| Summary: | Escape shell special characters when passing %{foo} to command/pipe | ||
|---|---|---|---|
| Product: | [Unmaintained] kmail | Reporter: | Matthew Cline <matt> |
| Component: | general | Assignee: | kdepim bugs <pim-bugs-null> |
| Status: | RESOLVED INTENTIONAL | ||
| Severity: | normal | CC: | martin |
| Priority: | NOR | ||
| Version First Reported In: | unspecified | ||
| Target Milestone: | --- | ||
| Platform: | Mandriva RPMs | ||
| OS: | Linux | ||
| Latest Commit: | Version Fixed/Implemented In: | ||
| Sentry Crash Report: | |||
As KDE already quotes the arguments, simply do not put quotes around %{Subject}.

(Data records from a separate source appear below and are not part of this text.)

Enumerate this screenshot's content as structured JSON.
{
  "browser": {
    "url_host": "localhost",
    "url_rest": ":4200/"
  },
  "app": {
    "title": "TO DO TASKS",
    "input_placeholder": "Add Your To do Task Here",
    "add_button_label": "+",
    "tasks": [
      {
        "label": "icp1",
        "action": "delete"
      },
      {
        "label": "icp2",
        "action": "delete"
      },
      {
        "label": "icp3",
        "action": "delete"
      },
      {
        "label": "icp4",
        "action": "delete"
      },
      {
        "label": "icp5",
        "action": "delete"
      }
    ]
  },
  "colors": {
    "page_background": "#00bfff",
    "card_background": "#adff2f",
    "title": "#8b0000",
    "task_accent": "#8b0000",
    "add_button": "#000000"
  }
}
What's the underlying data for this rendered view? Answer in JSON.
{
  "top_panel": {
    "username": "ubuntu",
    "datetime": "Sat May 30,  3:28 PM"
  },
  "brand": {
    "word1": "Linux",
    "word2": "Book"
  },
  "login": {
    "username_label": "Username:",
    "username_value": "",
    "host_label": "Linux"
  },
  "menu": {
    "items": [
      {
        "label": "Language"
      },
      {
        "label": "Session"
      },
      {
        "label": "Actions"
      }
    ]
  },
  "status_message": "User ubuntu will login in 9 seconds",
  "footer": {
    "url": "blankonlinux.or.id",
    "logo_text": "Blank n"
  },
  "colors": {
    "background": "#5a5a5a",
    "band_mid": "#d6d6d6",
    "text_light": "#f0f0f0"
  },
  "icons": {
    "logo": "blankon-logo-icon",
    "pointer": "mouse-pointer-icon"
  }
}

E.g. use: /usr/bin/foo %{Subject}
Maybe I'm doing this wrong, but I have a filter which executes the command:
/usr/bin/kdialog --msgbox "New mail: %{Subject}" &
If I leave out the quotes, all I get is a message box saying "New".
On Tuesday 27 October 2009 01:10:35 matt@nightrealms.com wrote: > Maybe I'm doing this wrong, but I have a filter which executes the command: > > /usr/bin/kdialog --msgbox "New mail: %{Subject}" & > > If I leave out the quotes, all I get is a message box saying "New". 2 comments: -) Try: /usr/bin/kdialog --msgbox "New mail: "%{Subject} & -) New mail notification can be done via kmail internally. Check: Settings -> Configure Notifications |
Version: (using KDE 4.2.4) OS: Linux Installed from: Mandriva RPMs When a filter passes an email header to a command/pipe, it should escape the shell special characters. For example, if you do: /usr/bin/foo "%{Subject}" and the subject contains any double-quotes the the command won't act as you'd expect (and will probably fail if there's an odd number of double-quotes).